Saturday, August 09, 2008
Published on Wednesday, April 10, 2002 in the Times of London
Playground of War Blessed by an Angel
by Janine di Giovanni in Bethlehem
THE laughter of children playing at the Orphanage of the Holy Family is shattered by the rattle of machinegun fire.
The children begin to wail, but Sister Sophie, 70, a Lebanese nun who runs the orphanage, is used to the barrage of war and barely flinches.
“I’m not tired of the hunger, thirst or work,” said the tiny nun, who is regarded as a saint. “I’m tired of this situation. I’m a nurse. I know people are wounded out there. If I can’t get to them, that hurts me.”
A member of the Sisters of St Vincent de Paul, Sister Sophie has spent years inside the occupied territories. She came to run this 115-year-old orphanage in the late 1980s, during the first intifada.
For the past 18 months, since the second intifada, she has watched the streets of Bethlehem turn into a bloody playground of war. One week into the siege, Sister Sophie is desperately trying to protect the 50 children who live inside the walls of this church compound — and anyone else that comes to her door seeking help or refuge. She tells of her Palestinian gardener aged 18, who died on Monday after being beaten by Israeli soldiers. His parents, fearing snipers, had not buried him, so Sister Sophie put the body in her car and helped them to find a hole in the ground. “The dogs have more value than a human being,” she said. Asked if she would harbor a Palestinian gunmen, she looks surprised: “Certainly.”
While terrified inhabitants of Bethlehem are locked inside their houses for fear of being shot by Israeli soldiers combing the streets, Sister Sophie ventures outside daily, stepping around the tanks without a flak jacket or helmet, to see who is in need of help.
Yesterday she found a woman about to give birth and too frightened to leave her flat. The nun drove the wailing mother-to-be to the hospital. It was highly dangerous. Anyone on the streets during the curfew runs the risk of being shot. No one brings a car inside the city, but the nun shrugged casually.
“An Israeli commander told me he would ask his men not to shoot me,” she said, “but he warned me that if they start to shoot, I should slow down.”
Inside the orphanage children aged under six live with staff who have not left since the siege began. Usually 70 other children, “social cases” from broken homes, also are cared for by the nuns. “But they can’t make their way here since the tanks came,” Sister Sophie said. “I am so worried.”

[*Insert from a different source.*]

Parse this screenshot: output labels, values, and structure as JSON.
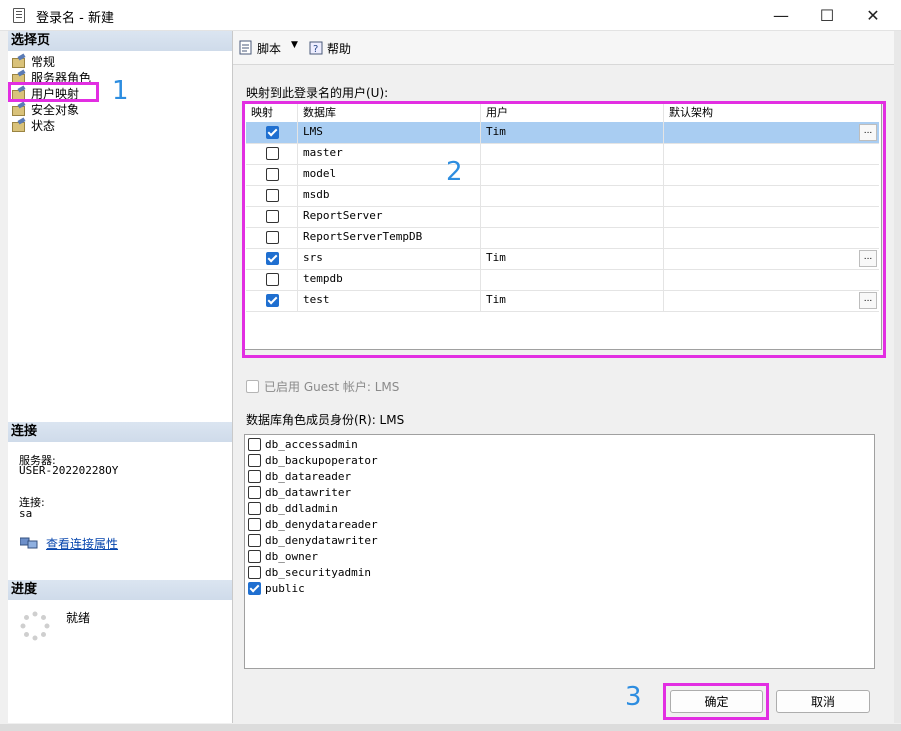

For now the children have enough tinned food, water from a well and bread that the staff bake. They also have generators for the hours when the electricity is cut. But the nuns are more concerned about the psychological impact of their ordeal.
Since the siege began the children are not sleeping, are wetting their beds and some of the older ones have refused to speak. “At first we told them the noise outside was a wedding party,” Sister Sophie said. “Now they know it is war. They ask: ‘Am I going to die?’ ” Despite the flag of the Vatican flying outside the compound, the area was targeted. During one barrage, a tank shell punched a bowling ball-sized dent in the stone façade of the church inside the compound. A statue of the Virgin Mary on the roof was also hit.
The statue was a sign of comfort for the many Palestinian Christians who live near by in Beit Jala and have been fighting with their Israeli neighbors in Gilo. Now the Virgin’s left hand is gone; her back is peppered with bullets.
“We try to be brave,” Sister Munira, the deputy director, said, leading the way through the rooms. There is Sara, four days old, who was abandoned in a rubbish bin near Hebron; Salaam, 1, who recently had open-heart surgery; and Caroline, 18 months, who, from her crib, holds her arms out to anyone who enters the room.
“All of them have terrible stories,” Sister Munira said. “They have been abandoned or their fathers are drug addicts or their mothers simply do not want them.” For the past week, when the shooting has been especially bad, she has pushed all the cots and beds into the center of the room away from the windows and everyone sleeps together.
Outside the orphanage the streets of Bethlehem are deadly quiet. Houses are locked and shuttered and, aside from four Israeli tanks barreling down the road shooting aimlessly, there is no sign of life.
Sister Sophie is getting ready to deliver bread, venturing outside wearing nothing more protective than a cardigan. “(She) has no flak jacket,” Samir, a neighbor, said, “but she has her rosary beads.”